Beide Initiativen beabsichtigen einen radikalen Umbau des Agrarwesens. Der Umgang mit unseren Wiesen und Äckern, unserem Wasser und dem Klima soll nachhaltiger werden. Die Initiativen nehmen die Bauern in die Pflicht. Aber sie betreffen ebenso die Konsumentinnen und Konsumenten. Weil die Lebensmittel teurer würden und den Konsumentinnen vielleicht zum ersten Mal bewusst wird, wie sehr sie mit den Landwirten verbunden sind. Sie essen die Lebensmittel, die die Bauern produzieren.
Die Volksinitiativen holen die Bauern weg von den Feldern da draussen, weg von den Bergen dort oben an den gemeinsamen Esstisch. Jetzt muss das Gespräch beginnen.

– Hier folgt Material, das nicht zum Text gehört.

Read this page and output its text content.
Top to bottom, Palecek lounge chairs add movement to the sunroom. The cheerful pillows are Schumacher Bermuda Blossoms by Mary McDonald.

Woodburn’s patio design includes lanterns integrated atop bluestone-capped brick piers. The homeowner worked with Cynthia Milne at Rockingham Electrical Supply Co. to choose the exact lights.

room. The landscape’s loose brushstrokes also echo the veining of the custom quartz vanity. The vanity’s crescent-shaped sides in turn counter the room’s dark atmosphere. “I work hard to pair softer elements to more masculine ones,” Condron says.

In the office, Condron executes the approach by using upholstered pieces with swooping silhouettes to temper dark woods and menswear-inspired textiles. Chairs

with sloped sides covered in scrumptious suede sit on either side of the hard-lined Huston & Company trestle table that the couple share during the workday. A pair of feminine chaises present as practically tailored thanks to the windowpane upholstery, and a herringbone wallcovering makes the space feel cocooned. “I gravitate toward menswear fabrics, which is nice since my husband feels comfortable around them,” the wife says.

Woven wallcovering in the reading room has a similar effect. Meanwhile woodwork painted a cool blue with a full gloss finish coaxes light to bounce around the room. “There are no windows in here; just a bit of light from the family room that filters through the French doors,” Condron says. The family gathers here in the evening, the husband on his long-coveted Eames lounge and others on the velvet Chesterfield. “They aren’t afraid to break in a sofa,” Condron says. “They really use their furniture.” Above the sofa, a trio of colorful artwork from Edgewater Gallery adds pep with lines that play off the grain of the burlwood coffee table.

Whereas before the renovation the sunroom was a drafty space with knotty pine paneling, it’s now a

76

Wie kann die Landwirtschaft ökologischer werden? Die Vorlagen formulieren Ideen. Die Trinkwasserinitiative setzt beim System an, mit dem die Landwirtinnen finanziell unterstützt werden. Direktzahlungen soll nur noch erhalten, wer auf Pestizide sowie prophylaktisch verabreichte Antibiotika verzichtet und die Tiere mit selbst produziertem Futter ernährt. Die Pestizidinitiative operiert mit einem Verbot. Sie will synthetische Pestizide verbieten sowie importierte Lebensmittel, die unter Einsatz von synthetischen Pestiziden produziert wurden.

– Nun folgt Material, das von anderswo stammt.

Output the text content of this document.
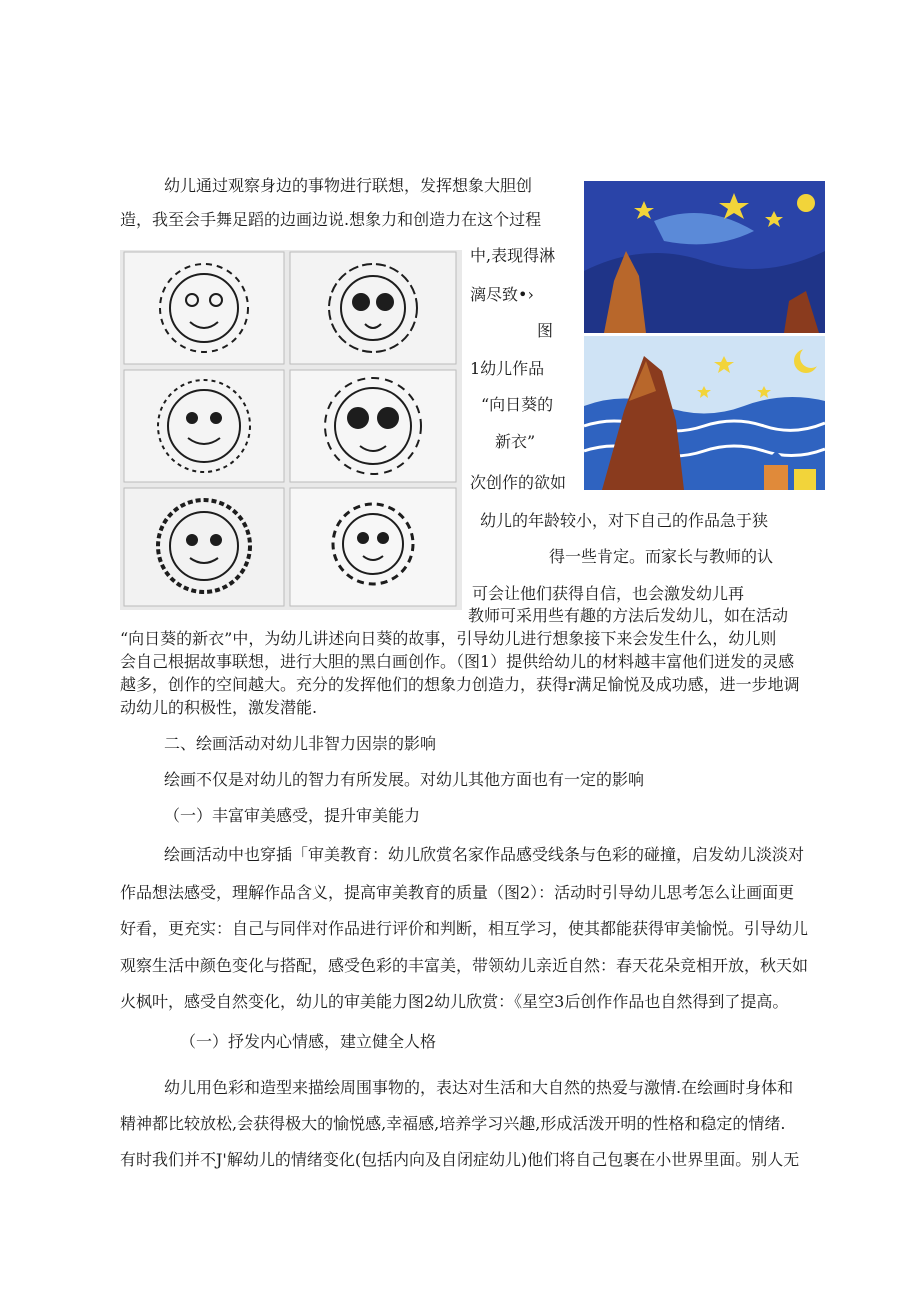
幼儿通过观察身边的事物进行联想，发挥想象大胆创
造，我至会手舞足蹈的边画边说.想象力和创造力在这个过程
中,表现得淋
漓尽致•›
图
1幼儿作品
“向日葵的
新衣”
次创作的欲如
幼儿的年龄较小，对下自己的作品急于狭
得一些肯定。而家长与教师的认
可会让他们获得自信，也会激发幼儿再
教师可采用些有趣的方法后发幼儿，如在活动
“向日葵的新衣”中，为幼儿讲述向日葵的故事，引导幼儿进行想象接下来会发生什么，幼儿则
会自己根据故事联想，进行大胆的黑白画创作。（图1）提供给幼儿的材料越丰富他们迸发的灵感
越多，创作的空间越大。充分的发挥他们的想象力创造力，获得r满足愉悦及成功感，进一步地调
动幼儿的积极性，激发潜能.
二、绘画活动对幼儿非智力因崇的影响
绘画不仅是对幼儿的智力有所发展。对幼儿其他方面也有一定的影响
（一）丰富审美感受，提升审美能力
绘画活动中也穿插「审美教育：幼儿欣赏名家作品感受线条与色彩的碰撞，启发幼儿淡淡对
作品想法感受，理解作品含义，提高审美教育的质量（图2）：活动时引导幼儿思考怎么让画面更
好看，更充实：自己与同伴对作品进行评价和判断，相互学习，使其都能获得审美愉悦。引导幼儿
观察生活中颜色变化与搭配，感受色彩的丰富美，带领幼儿亲近自然：春天花朵竞相开放，秋天如
火枫叶，感受自然变化，幼儿的审美能力图2幼儿欣赏：《星空3后创作作品也自然得到了提高。
（一）抒发内心情感，建立健全人格
幼儿用色彩和造型来描绘周围事物的，表达对生活和大自然的热爱与激情.在绘画时身体和
精神都比较放松,会获得极大的愉悦感,幸福感,培养学习兴趣,形成活泼开明的性格和稳定的情绪.
有时我们并不J'解幼儿的情绪变化(包括内向及自闭症幼儿)他们将自己包裹在小世界里面。别人无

Radikal sind die Initiativen höchstens, weil sie zentrale Reformen anstossen, die von der Bauernlobby viel zu lange abgewehrt wurden.
Die Gegner sagen, die Initiativen seien zu extrem. Aber was ist die Alternative?
Bislang wurde Agrarpolitik unter Ausschluss der Öffentlichkeit im Parlament gemacht, angeführt von einer mächtigen Bauernlobby. In den vergangenen Jahren ist der Eindruck entstanden, dass die Bauern machten, was sie wollten. Sie haben Selbstgespräche geführt, und der Rest der Gesellschaft hat weggehört – oder nichts verstanden.
Gegen solches Misstrauen hilft nur ein Neuanfang. Durch die Volksinitiativen öffnet sich die Diskussionsrunde endlich wieder, und es wird offensichtlich, dass beide Seiten einander brauchen. Die Landwirte müssen dazu beitragen, dass die natürlichen Lebensgrundlagen erhalten bleiben und die sichere Versorgung der Bevölkerung gewährleistet ist. So steht es in der Verfassung. Die Bevölkerung muss einen Rahmen bereitstellen, der den Bauern diese Aufgabe ermöglicht.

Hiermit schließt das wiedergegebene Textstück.